カルバーンは満足げに頷き、話を進めていく。
「なら、梯子はしごを掛けましょう。今の季節なら、濡らしたロープやリュックを少し外に置いておけば凍りつくはずだから、崖の隙間に木の枝か何かで固定していけば、簡易的な梯子として活用できるはず」
「……滑らないかね? それに、重さではがれそうなものだが」
「氷の結着力けっちゃくりょくは意外と強いのよ。大人の男はともかく、私やコニー位ならよじのぼれるはず」
カルバーンはやる気らしかった。
「そうやって登って、ロープか何かで残った人を引き上げればいいのよ。幸い、ここには沢山リュックとロープがある。これを活用すれば、一番低い崖位ならギリギリ登れるんじゃないかしら?」
時間は掛かるけれど、と、首をややかしげながらはにかむ。
「勿論、一日や二日でできる事じゃないわ。リュックが足りなくなるようなら、衣服でも何でも活用して貼り付けていく必要がある。

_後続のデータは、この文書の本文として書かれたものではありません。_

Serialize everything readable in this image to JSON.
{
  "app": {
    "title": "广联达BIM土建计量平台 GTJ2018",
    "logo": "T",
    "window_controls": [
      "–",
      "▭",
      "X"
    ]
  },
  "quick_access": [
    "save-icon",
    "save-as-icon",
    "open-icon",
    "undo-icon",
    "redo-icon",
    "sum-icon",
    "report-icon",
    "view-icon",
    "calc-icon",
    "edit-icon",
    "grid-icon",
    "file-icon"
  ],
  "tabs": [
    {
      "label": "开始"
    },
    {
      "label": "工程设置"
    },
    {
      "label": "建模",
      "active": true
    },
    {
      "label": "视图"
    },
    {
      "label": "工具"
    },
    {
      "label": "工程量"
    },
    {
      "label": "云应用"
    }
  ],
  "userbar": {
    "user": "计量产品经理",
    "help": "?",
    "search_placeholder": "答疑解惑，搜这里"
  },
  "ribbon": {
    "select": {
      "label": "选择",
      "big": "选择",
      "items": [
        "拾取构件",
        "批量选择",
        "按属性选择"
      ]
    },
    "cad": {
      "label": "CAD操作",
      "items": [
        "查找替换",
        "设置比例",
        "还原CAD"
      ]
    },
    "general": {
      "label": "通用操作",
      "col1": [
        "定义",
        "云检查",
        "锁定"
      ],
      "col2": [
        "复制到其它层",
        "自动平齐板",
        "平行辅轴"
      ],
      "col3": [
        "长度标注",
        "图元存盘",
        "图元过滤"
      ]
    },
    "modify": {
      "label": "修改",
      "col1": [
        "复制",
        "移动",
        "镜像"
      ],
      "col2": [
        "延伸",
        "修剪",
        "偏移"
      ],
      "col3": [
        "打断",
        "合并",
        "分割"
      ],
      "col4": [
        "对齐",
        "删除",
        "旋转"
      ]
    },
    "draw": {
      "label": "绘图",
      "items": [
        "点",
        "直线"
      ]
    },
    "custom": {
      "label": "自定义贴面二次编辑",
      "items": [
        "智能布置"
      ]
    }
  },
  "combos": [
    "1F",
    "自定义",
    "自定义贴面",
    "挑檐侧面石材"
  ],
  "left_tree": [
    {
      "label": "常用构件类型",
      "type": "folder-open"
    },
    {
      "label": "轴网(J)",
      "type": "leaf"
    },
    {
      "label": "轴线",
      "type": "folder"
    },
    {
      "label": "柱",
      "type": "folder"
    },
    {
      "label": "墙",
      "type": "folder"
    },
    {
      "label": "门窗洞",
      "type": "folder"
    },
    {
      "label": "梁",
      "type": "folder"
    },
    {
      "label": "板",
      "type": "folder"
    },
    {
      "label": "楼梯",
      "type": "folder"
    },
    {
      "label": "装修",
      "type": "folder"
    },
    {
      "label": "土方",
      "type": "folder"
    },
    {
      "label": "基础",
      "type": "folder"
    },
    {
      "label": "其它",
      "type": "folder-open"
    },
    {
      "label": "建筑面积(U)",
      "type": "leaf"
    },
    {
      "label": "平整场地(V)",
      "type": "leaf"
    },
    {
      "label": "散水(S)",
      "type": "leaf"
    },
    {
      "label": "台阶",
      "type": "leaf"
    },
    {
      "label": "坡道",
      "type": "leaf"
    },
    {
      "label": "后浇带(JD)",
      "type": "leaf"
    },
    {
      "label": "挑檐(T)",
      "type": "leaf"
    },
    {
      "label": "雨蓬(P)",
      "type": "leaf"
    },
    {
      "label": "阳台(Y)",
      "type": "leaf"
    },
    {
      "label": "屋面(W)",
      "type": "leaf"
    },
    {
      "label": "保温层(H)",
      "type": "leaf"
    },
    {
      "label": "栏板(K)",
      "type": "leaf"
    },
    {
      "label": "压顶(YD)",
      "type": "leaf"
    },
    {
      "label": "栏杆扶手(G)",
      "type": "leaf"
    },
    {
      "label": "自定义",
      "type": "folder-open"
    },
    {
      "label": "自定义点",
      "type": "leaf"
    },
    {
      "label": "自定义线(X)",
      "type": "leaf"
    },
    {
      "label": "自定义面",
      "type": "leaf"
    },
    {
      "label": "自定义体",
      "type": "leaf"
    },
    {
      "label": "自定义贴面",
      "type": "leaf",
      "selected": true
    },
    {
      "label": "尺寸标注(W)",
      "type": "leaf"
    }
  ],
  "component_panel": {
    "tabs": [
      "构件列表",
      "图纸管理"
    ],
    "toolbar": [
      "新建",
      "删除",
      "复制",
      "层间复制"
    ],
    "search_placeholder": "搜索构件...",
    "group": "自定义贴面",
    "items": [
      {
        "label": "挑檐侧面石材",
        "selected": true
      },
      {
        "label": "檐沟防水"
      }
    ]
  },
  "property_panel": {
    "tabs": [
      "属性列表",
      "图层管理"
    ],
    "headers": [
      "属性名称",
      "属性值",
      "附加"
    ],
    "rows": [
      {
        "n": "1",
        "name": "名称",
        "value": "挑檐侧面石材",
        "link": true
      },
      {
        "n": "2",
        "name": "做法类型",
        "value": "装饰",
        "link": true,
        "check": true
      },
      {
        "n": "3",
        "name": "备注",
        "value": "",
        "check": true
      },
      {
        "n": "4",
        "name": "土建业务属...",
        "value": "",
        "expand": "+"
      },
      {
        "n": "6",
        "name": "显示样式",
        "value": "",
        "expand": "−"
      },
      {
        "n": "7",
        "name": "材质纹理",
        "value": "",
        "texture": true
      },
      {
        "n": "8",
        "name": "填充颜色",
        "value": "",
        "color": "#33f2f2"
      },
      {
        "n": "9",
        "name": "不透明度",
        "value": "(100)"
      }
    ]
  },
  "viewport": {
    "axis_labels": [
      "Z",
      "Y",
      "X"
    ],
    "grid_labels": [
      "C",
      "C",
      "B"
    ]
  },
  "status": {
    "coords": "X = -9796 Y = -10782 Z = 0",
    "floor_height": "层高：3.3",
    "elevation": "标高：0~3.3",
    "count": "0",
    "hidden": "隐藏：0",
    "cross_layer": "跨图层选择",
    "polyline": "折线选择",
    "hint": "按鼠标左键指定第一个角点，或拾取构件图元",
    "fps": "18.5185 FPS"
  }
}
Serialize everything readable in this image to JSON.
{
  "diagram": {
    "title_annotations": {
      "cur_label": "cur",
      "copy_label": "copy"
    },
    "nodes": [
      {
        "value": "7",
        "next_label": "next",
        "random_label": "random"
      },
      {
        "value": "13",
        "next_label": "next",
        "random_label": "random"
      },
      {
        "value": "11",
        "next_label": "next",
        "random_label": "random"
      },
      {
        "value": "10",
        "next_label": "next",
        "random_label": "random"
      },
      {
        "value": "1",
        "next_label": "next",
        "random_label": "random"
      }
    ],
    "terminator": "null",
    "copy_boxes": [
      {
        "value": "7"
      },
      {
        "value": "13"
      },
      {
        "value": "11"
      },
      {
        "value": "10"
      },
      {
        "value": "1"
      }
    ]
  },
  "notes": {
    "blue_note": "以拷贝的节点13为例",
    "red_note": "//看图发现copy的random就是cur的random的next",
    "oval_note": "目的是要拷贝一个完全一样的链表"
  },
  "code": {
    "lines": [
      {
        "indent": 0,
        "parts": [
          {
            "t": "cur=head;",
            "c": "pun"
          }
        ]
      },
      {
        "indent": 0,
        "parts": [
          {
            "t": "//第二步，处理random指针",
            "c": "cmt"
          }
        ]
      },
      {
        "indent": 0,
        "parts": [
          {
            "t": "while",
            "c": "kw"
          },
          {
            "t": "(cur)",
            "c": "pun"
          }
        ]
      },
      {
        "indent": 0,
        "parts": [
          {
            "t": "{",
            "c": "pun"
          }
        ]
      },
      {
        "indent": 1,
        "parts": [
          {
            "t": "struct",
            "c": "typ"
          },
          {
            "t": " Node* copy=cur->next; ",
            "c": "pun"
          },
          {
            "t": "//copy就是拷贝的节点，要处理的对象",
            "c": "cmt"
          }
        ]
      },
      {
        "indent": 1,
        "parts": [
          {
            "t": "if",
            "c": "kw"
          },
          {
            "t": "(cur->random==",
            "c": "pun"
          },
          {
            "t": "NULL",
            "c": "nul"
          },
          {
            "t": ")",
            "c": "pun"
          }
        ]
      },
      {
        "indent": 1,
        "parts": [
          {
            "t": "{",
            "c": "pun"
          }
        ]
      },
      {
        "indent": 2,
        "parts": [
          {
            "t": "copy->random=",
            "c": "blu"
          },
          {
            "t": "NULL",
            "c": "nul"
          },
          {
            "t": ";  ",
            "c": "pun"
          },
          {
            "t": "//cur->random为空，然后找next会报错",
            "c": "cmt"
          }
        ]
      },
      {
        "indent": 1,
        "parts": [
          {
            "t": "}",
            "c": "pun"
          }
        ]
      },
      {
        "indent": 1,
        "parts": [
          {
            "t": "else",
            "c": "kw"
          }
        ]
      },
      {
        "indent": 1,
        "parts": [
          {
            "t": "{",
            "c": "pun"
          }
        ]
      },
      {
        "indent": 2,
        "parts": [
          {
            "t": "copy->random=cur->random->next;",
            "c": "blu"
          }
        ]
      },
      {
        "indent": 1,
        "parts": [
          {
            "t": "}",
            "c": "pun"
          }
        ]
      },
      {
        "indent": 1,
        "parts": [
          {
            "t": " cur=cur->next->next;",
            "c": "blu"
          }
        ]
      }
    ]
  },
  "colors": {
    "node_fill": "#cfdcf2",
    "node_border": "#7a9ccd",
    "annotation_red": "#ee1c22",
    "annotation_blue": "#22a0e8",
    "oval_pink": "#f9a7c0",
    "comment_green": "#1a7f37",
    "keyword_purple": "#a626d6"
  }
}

根気と――後は体力勝負ね。寒さが酷くなればそれだけ梯子を短時間で掛けられるけれど、体力も消耗させられてしまうから……」
「なら、始める前に出来る限りの前準備は必要、という事か」
「そうね。一度梯子さえ掛かってしまえば、後はどうにでもなるとも言える。もう冬は間近なようだから、本当に時間との勝負よ。あまり時間が掛かれば、こういう地形は寒気が一気に流れ込んできて急激に気温が下がるから――」
コレくらいの寒さで済んでいるうちがマシだというのだから、魔王もコニーも笑うしかなかった。
長く山で暮らす教主殿の仰る事である。洒落にならない。

「コニーはこれから毎日川岸の探索。リュックやロープは多くて困る事は無いから、嫌だろうけど滑落者がいないか探して頂戴。私は登り易く崩れにくそうな崖を探してロープとリュックをくくりつけるわ」
「解りましたっ」
とりあえずのところ、この場の指揮はカルバーンが執る形となっていた。
何せこの中では一番山暮らしが長い。よく知っているのだろうと。
だが、役目の振り分けに自分が入っていないらしく、魔王は首を傾げる。
「私は? 何かやる事はないのかね?」
「……念のためテントの外で狼煙のろしを上げるから、その火の番でもしてて。なんか、あんたにはあんまり何かを任せる事ってしたくない」
「そ、そうかね……」
あまりに適当すぎるその役目に、魔王はしょんぼりとしてしまっていた。

 正直扱いに困る、というのがカルバーン視点での魔王の存在であった。
何ができるのか解らないが、自分が起きるまで脱出の為の策をなんら講じていなかった辺り、コマンドやらがなければ本当に何も出来ない男なのかもしれない、と、感じていたのだ。
実際、今の魔王は火をおこすことすら難儀する不器用な中年でしかなかったので、このカルバーンの見立てはそんなに間違ってはいなかった。
魔王、役に立たない。

 そんな訳で翌日から、脱出の為に各々が行動する事となった。